Code works in xcode playground but not in the challenge

Not sure what I'm doing wrong, I keep getting the error "Make sure your second argument has the external name transformation and type (T) -> U", it works fine in Xcode but it doesnt get accepted in the challenge.

Here's my code:

generics.swift
func map<T, U>(array: [T], transformation: ([T]) -> [U] ) -> [U] {
    return transformation(array)
}

func toSquare(_ arrayToSquare: [Int]) -> [Int] {
    var returnArray = [Int]()
    for i in arrayToSquare {
        returnArray.append(i * i)
    }
    return returnArray
}

var challengeArray = [1,2,3,4,5]
map(array: challengeArray, transformation: toSquare)

2 Answers

Chris Stromberg
PLUS
Chris Stromberg
Courses Plus Student 13,389 Points

You need to check your code here:

func map<T, U>(array: [T], transformation: ([T]) -> [U] ) -> [U] {
    return transformation(array)
}

The transformation argument type does not match what the challenge asked for.

transformation: ([T]) -> [U] 

Is not the same type as :

transformation: (T) -> U

Also the challenge is asking you to create a func with two generic parameters:

In the editor define a function named map with two generic type parameters, T and U. The function takes two arguments - array of type [T], and transformation of type (T) -> U. The function returns an array of type U.

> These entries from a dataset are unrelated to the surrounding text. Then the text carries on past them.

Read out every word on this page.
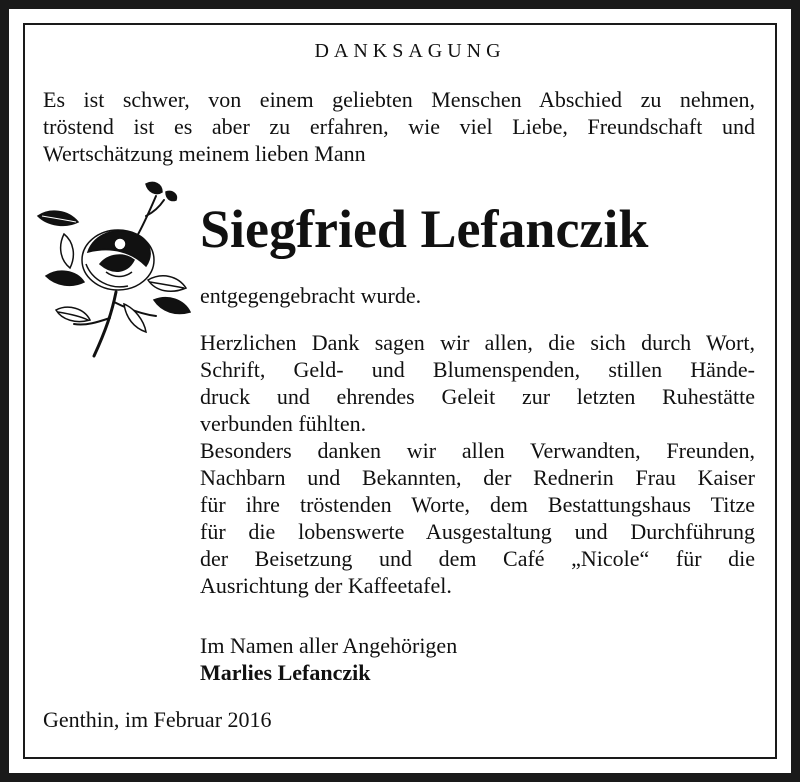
DANKSAGUNG
Es ist schwer, von einem geliebten Menschen Abschied zu nehmen,
tröstend ist es aber zu erfahren, wie viel Liebe, Freundschaft und
Wertschätzung meinem lieben Mann
Siegfried Lefanczik
entgegengebracht wurde.
Herzlichen Dank sagen wir allen, die sich durch Wort,
Schrift, Geld- und Blumenspenden, stillen Hände-
druck und ehrendes Geleit zur letzten Ruhestätte
verbunden fühlten.
Besonders danken wir allen Verwandten, Freunden,
Nachbarn und Bekannten, der Rednerin Frau Kaiser
für ihre tröstenden Worte, dem Bestattungshaus Titze
für die lobenswerte Ausgestaltung und Durchführung
der Beisetzung und dem Café „Nicole“ für die
Ausrichtung der Kaffeetafel.
Im Namen aller Angehörigen
Marlies Lefanczik
Genthin, im Februar 2016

The goal of the function is to apply the transformation operation on the array passed in as argument to return a new array containing the values transformed.

Within your func you need to loop thru the generic array [T] and apply a transformation to each element. The type (T) -> U would be applied to each of your elements.

func map<T, U>(array: [T], transformation: (T) -> U) -> [U] {

    var transformedArray = [U]()

    for i in array {
        // Here we take an array and append the result of  (T) -> U for each element 
        // in the array provided.
        transformedArray.append(transformation(i))
    }

     // Then we return the new array of generic [U]
    return transformedArray
}
Sergio Alen
Sergio Alen
26,726 Points

Legend. Thanks Chris

Deysha Rivera
Deysha Rivera
5,088 Points

Thank you for your explanation. I'm not sure how I was supposed to know from the description that I needed to use a for in loop to answer this. I don't think the clues were super clear on how to write the body of the function.